At TIDES USA 2022: Oligonucleotide and Peptide Therapeutics Conference, the company presented nonhuman primate data on the agent where it showed robust exon 44 skipping in nonhuman primate biceps through 12 weeks following a single intravenous infusion, demonstrating durability of response.⁵ That data built on a previously reported nonhuman primate study indicating similar robust exon 44 skipping across different muscle groups at 7 days following a single intravenous infusion. Specifically, treatment with the agent resulted in exon skipping in the quadriceps, biceps, deltoid, tibialis anterior, diaphragm, and cardiac ventricle.

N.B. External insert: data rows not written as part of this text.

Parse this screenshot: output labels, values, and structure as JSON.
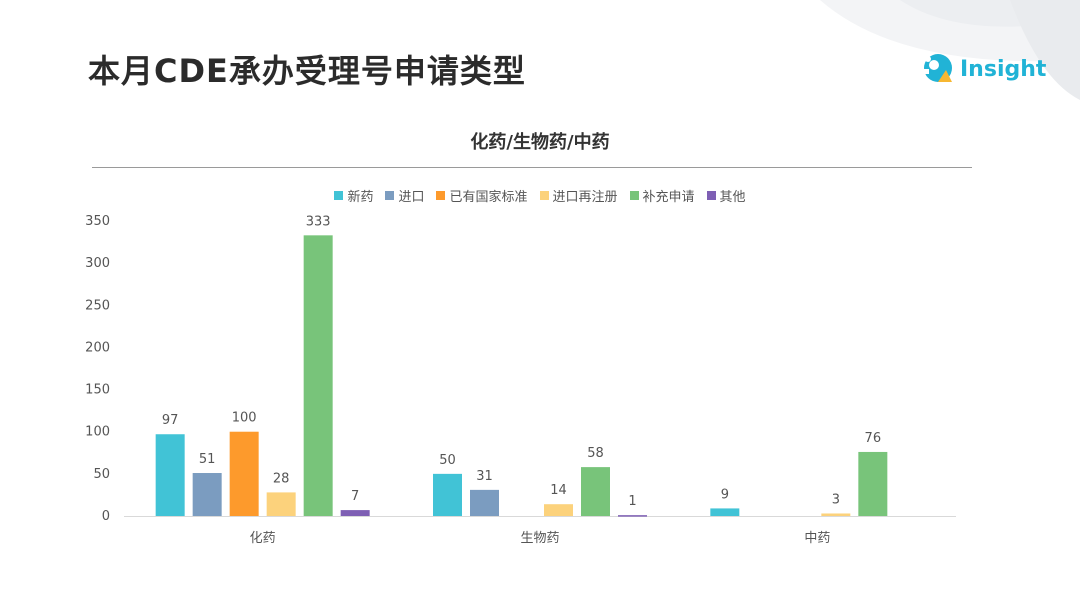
{
  "page": {
    "title": "本月CDE承办受理号申请类型",
    "logo_text": "Insight"
  },
  "colors": {
    "title": "#2b2b2b",
    "logo": "#21b3d6"
  },
  "chart_data": {
    "type": "bar",
    "title": "化药/生物药/中药",
    "categories": [
      "化药",
      "生物药",
      "中药"
    ],
    "series": [
      {
        "name": "新药",
        "color": "#41c3d6",
        "values": [
          97,
          50,
          9
        ]
      },
      {
        "name": "进口",
        "color": "#7b9cc0",
        "values": [
          51,
          31,
          0
        ]
      },
      {
        "name": "已有国家标准",
        "color": "#fd9a2c",
        "values": [
          100,
          0,
          0
        ]
      },
      {
        "name": "进口再注册",
        "color": "#fcd27c",
        "values": [
          28,
          14,
          3
        ]
      },
      {
        "name": "补充申请",
        "color": "#78c47a",
        "values": [
          333,
          58,
          76
        ]
      },
      {
        "name": "其他",
        "color": "#7e5fb4",
        "values": [
          7,
          1,
          0
        ]
      }
    ],
    "ylim": [
      0,
      350
    ],
    "yticks": [
      0,
      50,
      100,
      150,
      200,
      250,
      300,
      350
    ],
    "grid": false,
    "legend_position": "top"
  }
}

Entrada announced both of these analyses, as well as other analyses in hDMD mice expressing full length human DMD gene and patient-derived muscle cells, at the 2022 New Directions in Biology and Disease of Skeletal Muscle conference. In patient cells, robust dose-dependent exon 44 skipping and dystrophin protein production were observed after 5 days of differentiation. Similarly, the agent resulted in high and durable levels of exon 44 skipping across major muscle groups in hDMD mice for at least 12 weeks.⁶

REFERENCES
1. Entrada Therapeutics Announces FDA Removal of Clinical Hold on ENTR-601-44. News Release. Entrada Therapeutics. Published February 24, 2025. Accessed February 24, 2025. https://ir.entradatx.com/news-releases/news-release-details/entrada-therapeutics-announces-fda-removal-clinical-hold-entr
2. Entrada Therapeutics Announces Updates on ENTR-601-44 in Duchenne Muscular Dystrophy. News Release. Entrada Therapeutics. Published November 22, 2023. Accessed February 24, 2025. https://ir.entradatx.com/news-releases/news-release-details/entrada-therapeutics-announces-updates-entr-601-44-duchenne
3. Entrada Therapeutics Receives Authorization in the United Kingdom to Initiate Phase 1 Clinical Trial of ENTR-601-44 for the Potential Treatment of Duchenne Muscular Dystrophy. News Release. Entrada Therapeutics. Published August 1, 2023. Accessed February 24, 2025. https://ir.entradatx.com/news-releases/news-release-details/entrada-therapeutics-receives-authorization-united-kingdom
4. Entrada Therapeutics announces clinical hold on IND application for ENTR-601-44 in Duchenne muscular dystrophy. News release. December 19, 2022. Accessed February 24, 2025. https://ir.entradatx.com/news-releases/news-release-details/entrada-therapeutics-announces-clinical-hold-ind-application
5. Entrada Therapeutics presents new data supporting its growing pipeline of endosomal escape vehicle (EEV) therapeutics at TIDES USA 2022. News release. May 11, 2022. Accessed February 24, 2025. https://ir.entradatx.com/news-releases/news-release-details/entrada-therapeutics-presents-new-data-supporting-its-growing
6. Estrella NL, Hicks AN, Kumar A, et al. Development of ENTR-601-44, a novel EEV-conjugated PMO for Duchenne muscular dystrophy. Presented at: New Directions in Biology and Disease of Skeletal Muscle Conference; Ft. Lauderdale, FL.